I mean, there's a few things you can do to help. When she jumps on you, ignore her. She doesn't get attention until all four paws are on the floor. You can put your dirty clothes away where she can't reach them. Get her a bed of her own and reward her for using it.

But, yeah. You're just going to have to decide what you can and can't deal with, because the dog is part of your boyfriend's life and is unlikely to change much without his approval...


----------



## PatriciafromCO (Oct 7, 2012)

Honestly if yall were in the same house.. Your boyfriend would most likely last a month or two on your rules,, then not apply them if you were not looking or there to see it... .. I see you working really hard and putting much thought into this am glad it is a distant future for you not to really have to come to terms with him not changing..


----------



## parus (Apr 10, 2014)

You might think about compromising on the furniture and choosing, say, one sofa (perhaps an especially sturdy one or with a slipcover on it) that the dog is allowed on. It takes a little more work with training than all-or-nothing but that's a pretty clever breed mix. That way your boyfriend can snuggle the dog while, say, watching TV, but you don't have to worry about pet hair and wear all over everything.
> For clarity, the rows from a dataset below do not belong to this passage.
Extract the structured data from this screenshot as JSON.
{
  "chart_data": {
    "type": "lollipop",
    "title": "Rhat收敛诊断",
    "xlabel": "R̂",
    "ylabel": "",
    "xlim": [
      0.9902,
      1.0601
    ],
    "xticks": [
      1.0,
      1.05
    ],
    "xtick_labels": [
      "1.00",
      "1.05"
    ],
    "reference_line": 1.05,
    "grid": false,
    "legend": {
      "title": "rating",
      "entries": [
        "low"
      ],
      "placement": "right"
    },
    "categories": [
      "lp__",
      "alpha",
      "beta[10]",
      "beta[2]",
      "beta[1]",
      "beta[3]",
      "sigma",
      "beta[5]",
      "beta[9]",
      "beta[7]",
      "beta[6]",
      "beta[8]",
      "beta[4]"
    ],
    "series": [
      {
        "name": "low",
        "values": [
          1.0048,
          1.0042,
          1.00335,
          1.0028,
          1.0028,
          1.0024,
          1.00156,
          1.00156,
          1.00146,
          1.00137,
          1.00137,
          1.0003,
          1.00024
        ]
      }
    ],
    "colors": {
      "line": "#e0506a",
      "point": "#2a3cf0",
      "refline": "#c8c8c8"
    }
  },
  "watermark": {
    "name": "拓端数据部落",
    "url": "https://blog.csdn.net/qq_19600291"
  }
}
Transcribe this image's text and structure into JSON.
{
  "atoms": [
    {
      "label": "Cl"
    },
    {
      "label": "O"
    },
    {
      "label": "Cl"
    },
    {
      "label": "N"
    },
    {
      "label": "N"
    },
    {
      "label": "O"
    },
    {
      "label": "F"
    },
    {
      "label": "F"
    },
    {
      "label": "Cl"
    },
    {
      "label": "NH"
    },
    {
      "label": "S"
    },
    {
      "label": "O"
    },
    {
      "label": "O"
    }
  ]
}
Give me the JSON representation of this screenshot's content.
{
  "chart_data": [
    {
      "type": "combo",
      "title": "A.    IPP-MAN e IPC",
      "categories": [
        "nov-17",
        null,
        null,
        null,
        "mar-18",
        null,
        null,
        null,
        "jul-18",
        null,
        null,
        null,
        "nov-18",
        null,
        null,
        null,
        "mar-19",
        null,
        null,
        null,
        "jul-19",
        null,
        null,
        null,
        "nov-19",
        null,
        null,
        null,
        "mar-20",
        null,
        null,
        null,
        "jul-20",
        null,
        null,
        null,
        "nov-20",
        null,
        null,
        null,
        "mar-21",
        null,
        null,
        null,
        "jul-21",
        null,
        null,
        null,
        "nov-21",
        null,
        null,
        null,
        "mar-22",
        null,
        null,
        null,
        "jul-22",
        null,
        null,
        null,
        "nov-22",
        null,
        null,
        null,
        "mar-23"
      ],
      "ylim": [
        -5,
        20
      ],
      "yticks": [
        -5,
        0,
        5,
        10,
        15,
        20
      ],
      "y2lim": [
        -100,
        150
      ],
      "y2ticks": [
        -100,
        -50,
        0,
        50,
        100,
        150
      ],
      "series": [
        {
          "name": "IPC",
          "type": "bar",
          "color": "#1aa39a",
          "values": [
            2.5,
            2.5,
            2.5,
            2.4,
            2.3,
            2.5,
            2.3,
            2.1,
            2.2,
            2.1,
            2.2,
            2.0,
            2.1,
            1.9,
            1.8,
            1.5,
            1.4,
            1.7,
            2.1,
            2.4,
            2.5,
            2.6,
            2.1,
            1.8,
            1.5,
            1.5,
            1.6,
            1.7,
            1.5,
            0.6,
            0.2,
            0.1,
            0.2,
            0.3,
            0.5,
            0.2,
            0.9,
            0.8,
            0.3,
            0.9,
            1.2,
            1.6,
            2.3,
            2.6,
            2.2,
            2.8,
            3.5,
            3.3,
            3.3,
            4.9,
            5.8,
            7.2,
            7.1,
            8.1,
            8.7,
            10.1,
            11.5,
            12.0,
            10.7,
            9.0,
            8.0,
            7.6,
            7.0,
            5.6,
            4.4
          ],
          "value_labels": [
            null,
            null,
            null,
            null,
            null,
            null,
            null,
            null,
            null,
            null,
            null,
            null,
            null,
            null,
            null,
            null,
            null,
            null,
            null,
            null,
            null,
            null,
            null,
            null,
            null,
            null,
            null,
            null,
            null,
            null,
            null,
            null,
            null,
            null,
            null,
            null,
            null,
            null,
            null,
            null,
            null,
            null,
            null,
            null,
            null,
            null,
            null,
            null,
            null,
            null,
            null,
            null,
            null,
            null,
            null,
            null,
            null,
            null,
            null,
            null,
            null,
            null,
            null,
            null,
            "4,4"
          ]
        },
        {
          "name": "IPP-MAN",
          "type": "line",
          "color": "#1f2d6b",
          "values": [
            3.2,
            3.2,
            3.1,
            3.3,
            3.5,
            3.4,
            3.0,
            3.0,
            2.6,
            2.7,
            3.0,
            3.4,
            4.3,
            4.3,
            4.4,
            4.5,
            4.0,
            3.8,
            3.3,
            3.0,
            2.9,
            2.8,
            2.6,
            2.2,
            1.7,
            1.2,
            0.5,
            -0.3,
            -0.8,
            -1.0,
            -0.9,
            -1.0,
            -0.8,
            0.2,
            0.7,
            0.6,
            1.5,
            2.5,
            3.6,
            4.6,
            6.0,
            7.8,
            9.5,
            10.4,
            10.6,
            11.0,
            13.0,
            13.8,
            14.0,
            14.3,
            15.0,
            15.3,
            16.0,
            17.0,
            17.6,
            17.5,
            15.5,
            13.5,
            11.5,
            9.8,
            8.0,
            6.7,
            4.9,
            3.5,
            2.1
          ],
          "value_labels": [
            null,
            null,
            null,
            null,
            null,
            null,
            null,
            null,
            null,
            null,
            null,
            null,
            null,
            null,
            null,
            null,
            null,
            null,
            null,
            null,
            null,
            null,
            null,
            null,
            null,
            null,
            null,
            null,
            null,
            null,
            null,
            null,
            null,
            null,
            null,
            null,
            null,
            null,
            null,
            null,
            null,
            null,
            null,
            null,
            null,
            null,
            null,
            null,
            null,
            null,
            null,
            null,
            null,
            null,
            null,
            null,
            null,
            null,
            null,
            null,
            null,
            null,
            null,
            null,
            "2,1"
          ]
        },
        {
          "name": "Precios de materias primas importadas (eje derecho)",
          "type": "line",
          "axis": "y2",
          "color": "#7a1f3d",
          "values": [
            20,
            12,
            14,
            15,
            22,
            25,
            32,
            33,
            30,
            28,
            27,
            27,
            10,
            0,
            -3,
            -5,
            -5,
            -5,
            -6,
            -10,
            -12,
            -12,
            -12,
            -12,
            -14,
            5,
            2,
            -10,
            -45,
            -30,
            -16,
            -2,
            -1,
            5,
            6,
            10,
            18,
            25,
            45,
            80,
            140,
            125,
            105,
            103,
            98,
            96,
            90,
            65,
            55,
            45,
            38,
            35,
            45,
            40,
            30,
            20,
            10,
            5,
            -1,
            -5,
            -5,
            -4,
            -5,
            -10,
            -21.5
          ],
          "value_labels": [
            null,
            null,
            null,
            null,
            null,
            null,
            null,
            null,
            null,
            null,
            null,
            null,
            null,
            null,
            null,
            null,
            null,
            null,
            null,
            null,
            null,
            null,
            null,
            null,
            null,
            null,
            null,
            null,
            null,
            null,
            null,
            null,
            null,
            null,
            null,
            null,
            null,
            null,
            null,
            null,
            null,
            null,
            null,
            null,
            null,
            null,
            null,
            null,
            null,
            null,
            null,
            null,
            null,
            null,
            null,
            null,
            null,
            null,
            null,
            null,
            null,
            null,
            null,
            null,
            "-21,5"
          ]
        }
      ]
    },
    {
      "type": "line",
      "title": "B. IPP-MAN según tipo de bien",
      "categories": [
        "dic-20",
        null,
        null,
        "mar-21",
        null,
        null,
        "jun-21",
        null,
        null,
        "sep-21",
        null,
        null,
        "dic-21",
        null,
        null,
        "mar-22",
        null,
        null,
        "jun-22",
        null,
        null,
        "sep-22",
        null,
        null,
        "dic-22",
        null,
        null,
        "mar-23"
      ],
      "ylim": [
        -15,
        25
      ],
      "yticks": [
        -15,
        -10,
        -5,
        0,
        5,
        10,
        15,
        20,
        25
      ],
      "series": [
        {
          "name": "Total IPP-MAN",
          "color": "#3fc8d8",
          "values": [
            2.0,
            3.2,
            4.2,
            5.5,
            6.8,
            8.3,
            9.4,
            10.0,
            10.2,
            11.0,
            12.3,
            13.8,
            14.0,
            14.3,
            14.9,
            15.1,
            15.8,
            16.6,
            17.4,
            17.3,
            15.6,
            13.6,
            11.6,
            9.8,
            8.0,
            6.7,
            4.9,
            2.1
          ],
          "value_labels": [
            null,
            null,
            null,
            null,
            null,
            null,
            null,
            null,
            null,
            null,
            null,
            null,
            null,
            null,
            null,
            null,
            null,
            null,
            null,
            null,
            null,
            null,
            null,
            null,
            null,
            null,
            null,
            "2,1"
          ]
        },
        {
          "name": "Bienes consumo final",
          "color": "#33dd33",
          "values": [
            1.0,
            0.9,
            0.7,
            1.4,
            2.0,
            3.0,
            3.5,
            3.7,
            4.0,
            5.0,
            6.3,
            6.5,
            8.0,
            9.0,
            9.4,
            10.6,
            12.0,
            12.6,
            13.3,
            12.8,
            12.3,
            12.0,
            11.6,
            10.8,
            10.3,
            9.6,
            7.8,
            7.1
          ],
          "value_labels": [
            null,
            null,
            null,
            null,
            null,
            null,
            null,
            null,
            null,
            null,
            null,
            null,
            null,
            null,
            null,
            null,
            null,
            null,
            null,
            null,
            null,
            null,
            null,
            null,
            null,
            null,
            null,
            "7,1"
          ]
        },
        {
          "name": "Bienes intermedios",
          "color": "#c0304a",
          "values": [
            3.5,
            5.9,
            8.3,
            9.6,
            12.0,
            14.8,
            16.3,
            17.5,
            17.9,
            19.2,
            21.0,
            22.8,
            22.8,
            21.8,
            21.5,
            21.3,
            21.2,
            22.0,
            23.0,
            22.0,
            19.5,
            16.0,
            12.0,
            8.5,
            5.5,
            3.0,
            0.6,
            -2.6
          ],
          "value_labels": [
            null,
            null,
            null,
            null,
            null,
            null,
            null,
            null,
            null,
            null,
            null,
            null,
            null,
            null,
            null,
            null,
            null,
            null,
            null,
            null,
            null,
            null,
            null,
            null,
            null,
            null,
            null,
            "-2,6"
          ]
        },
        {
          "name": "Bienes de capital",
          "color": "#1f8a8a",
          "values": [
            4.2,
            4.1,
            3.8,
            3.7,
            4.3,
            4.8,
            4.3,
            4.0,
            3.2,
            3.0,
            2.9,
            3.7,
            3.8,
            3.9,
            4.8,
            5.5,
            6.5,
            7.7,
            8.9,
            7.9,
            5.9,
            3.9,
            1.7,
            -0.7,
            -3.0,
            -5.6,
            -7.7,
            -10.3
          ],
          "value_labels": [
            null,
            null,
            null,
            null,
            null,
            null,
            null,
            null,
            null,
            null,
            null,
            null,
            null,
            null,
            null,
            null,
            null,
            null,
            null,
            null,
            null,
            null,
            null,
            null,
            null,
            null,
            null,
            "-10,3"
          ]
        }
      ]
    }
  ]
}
My dogs are also allowed to lick pans/dishes sometimes (I mean, why not, they're going to be thoroughly washed anyway) but they don't crowd people while eating. I trained them with popcorn to lay a distance away when people have food. Basically I'd just toss them popcorn when they didn't beg, and not give them popcorn if they started crowding. It took a while but they're quite good about it now. A lot of people also like to teach dogs to "go to mat" or whatever on command; that combined with a good stay, being well-reinforced, could make mealtimes a lot nicer for you. And/or might give the dog a chew or a frozen stuffed kong while you eat, as a quick fix. (Such a distraction might also keep the dog occupied to give you more privacy with your boyfriend.)

As far as the "scolding" item goes, with dogs you just kind of have to keep tempting things put away. Get trash cans with lids and put dirty clothes in hampers in closets or whatever, that kind of thing. Dogs like smelly organic things. It's easier to just be tidy than to fight that battle every time you leave the dog unattended because once they get at the thing they want, that reinforces the behavior.

Basically I think there are a lot of ways you can makes the dog's behavior more pleasant for you, without laying down prescriptive rules for how your boyfriend interacts with his dog.


----------



## Kathyy (Jun 15, 2008)

I greet the dog by bending over and making a fuss. I used to hook a finger in the collar to hold the dog down if she wanted to leap in my face. Otherwise I use the disapproving nanny look - freeze and look away from the bouncy dog. It's more than just standing and looking away, I'm rigid in disapproval.

Did as Parus does and reward dog staying away as I eat or prepare food. My current dogs work for anything at all so get a lot of vegetable trimmings tossed as they stay away from the action in a particular spot. I don't allow plate licking though. Little dogs need to watch food intake! Bucky is particularly intense about food and in a single meal he was laying nicely at my feet while getting a single grain of rice every 10 seconds or so. You are going to need to take your food plate with you if you get up otherwise the dog is going to clean it up for you. 

Does the dog have a dog bed? That could help when you are home. Otherwise slipcovers help. I love them. Also train her to get on and off the sofa on cue using tiny treats as a first a lure then a reward for doing so. I didn't want my first dog on the sofa either but she was just so happy and comfortable on the furniture! My dogs love the dog beds, they are in all rooms of the house. I teach them to go to them on cue.

As for shedding get her to the groomer for shedding treatments when it's bad. Is she getting fish oil supplement? Sometimes that helps. I wash the dogs and take them for drying off walks. Every 5 minutes I stop and brush through the fur. My lab mix was a horrific shedder [she would leave crime scene outlines of fur on floor and furniture even if nobody petted her] and doing this cut back on hair in the house for a good week. A 5 minute brushout daily would help greatly.


----------